Code: | EM0028 | Acronym: | ME I |
Keywords | |
---|---|
Classification | Keyword |
OFICIAL | Applied Mechanics |
Active? | Yes |
Responsible unit: | Applied Mechanics Section |
Course/CS Responsible: | Master in Mechanical Engineering |
Acronym | No. of Students | Study Plan | Curricular Years | Credits UCN | Credits ECTS | Contact hours | Total Time |
---|---|---|---|---|---|---|---|
MIEM | 317 | Syllabus since 2006/2007 | 3 | - | 6 | 58,5 | 162 |
Analysis and dimensioning determinate structures: beams, trusses and reticulate structures. The determination of internal forces, stresses and deformation allows the validation of the structural system proposed. First determinate structures are treated and then appropriate approaches for the analysis of redundant structures.
Section Design in steel structures using Ultimate Stress and Ultimate Service Criteria are presented using REAPE (Portuguese specification for the design of steel structues)
Students will master the analysis fo determinate and redundant structures. This will involve the computation of internal forces, stresses and deformation in the structure. The design and safety check against Ultimate Limite State and Service Limit State of steel structures, using REAPE.
The students are requested to have atended two semester courses on Mechanics and stregth of Materials previously to atend this UC.
- Static Equilibrium in determinate structures; Reaction and internal forces, shear force and bending moment diagrams in beams and planar frames. Analysis of planar trusses.
- Energy theorems - Deformation Energy, Virtual Work theorem. Principle of minimum potential energy. Principle of complementary virtual work. Unit load method. Castigliano’s theorem.
- Force Method. Coefficient of flexibility, canonical equation, symmetry simplification.
-Displacement Method, Stiffness coeficients. End forces, Equilibrium equations, Matrix formulation.
- Section design. State of stress in determinate frame and bar. Axial force, Shear force, Simple and biaxial Bending, Combined bending (Bending, axial force and torsion); design criteria: Maximum normal stress criterion, Maximum tangential stress criterion, Von Mises criterion; Mohr criterion.
- Column Stability. Critical buckling load (Euler Problem). Design of steel sections subject to axial compressive loading. Simple and compound sections. Lateral buckling of steel beams.
- Elasto-plastic analysis. Beam calculation: static method, kinematic method.
Theoretical presentation of themes. Practical sessions, where students can solve problems and discuss problems (1,5h + 1,5 h)
Designation | Weight (%) |
---|---|
Exame | 100,00 |
Total: | 100,00 |
Designation | Time (hours) |
---|---|
Estudo autónomo | 102,00 |
Frequência das aulas | 60,00 |
Total: | 162,00 |
According to General Evaluation Rules of FEUP
The evaluation is based on two exams of equal weight (50% each one):
-one will be held during the November and it will be related with the first part of contents,
-another one to be performed in January exclusively containing the second part of the contents.

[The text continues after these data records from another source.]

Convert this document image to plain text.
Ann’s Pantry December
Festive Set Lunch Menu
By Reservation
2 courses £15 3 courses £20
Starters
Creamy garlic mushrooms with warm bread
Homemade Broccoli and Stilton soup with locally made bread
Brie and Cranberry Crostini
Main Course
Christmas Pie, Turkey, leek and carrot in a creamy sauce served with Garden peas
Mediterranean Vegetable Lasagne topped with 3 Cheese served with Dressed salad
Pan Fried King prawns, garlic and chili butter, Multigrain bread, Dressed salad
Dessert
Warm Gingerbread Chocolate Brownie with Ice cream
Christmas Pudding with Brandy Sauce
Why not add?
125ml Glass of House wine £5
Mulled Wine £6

In each of these assessments will be a minimum grade of 6.5 values.
The students:
-that have not gotten an average of 10;
-that have obtained a final average of 10, but have not obtained the referred minimum grade (6.5);
-that have missed at least one of the assessments,
may perform the appeal examination (100% weight) that will evaluate all the contents of the CU.
Students with a final classification greater than 17 on the written examination will be subjected to an oral exam.
Students who which to improve their mark are allowed an “appeal Exam”, according to General Evaluation Rules of FEUP.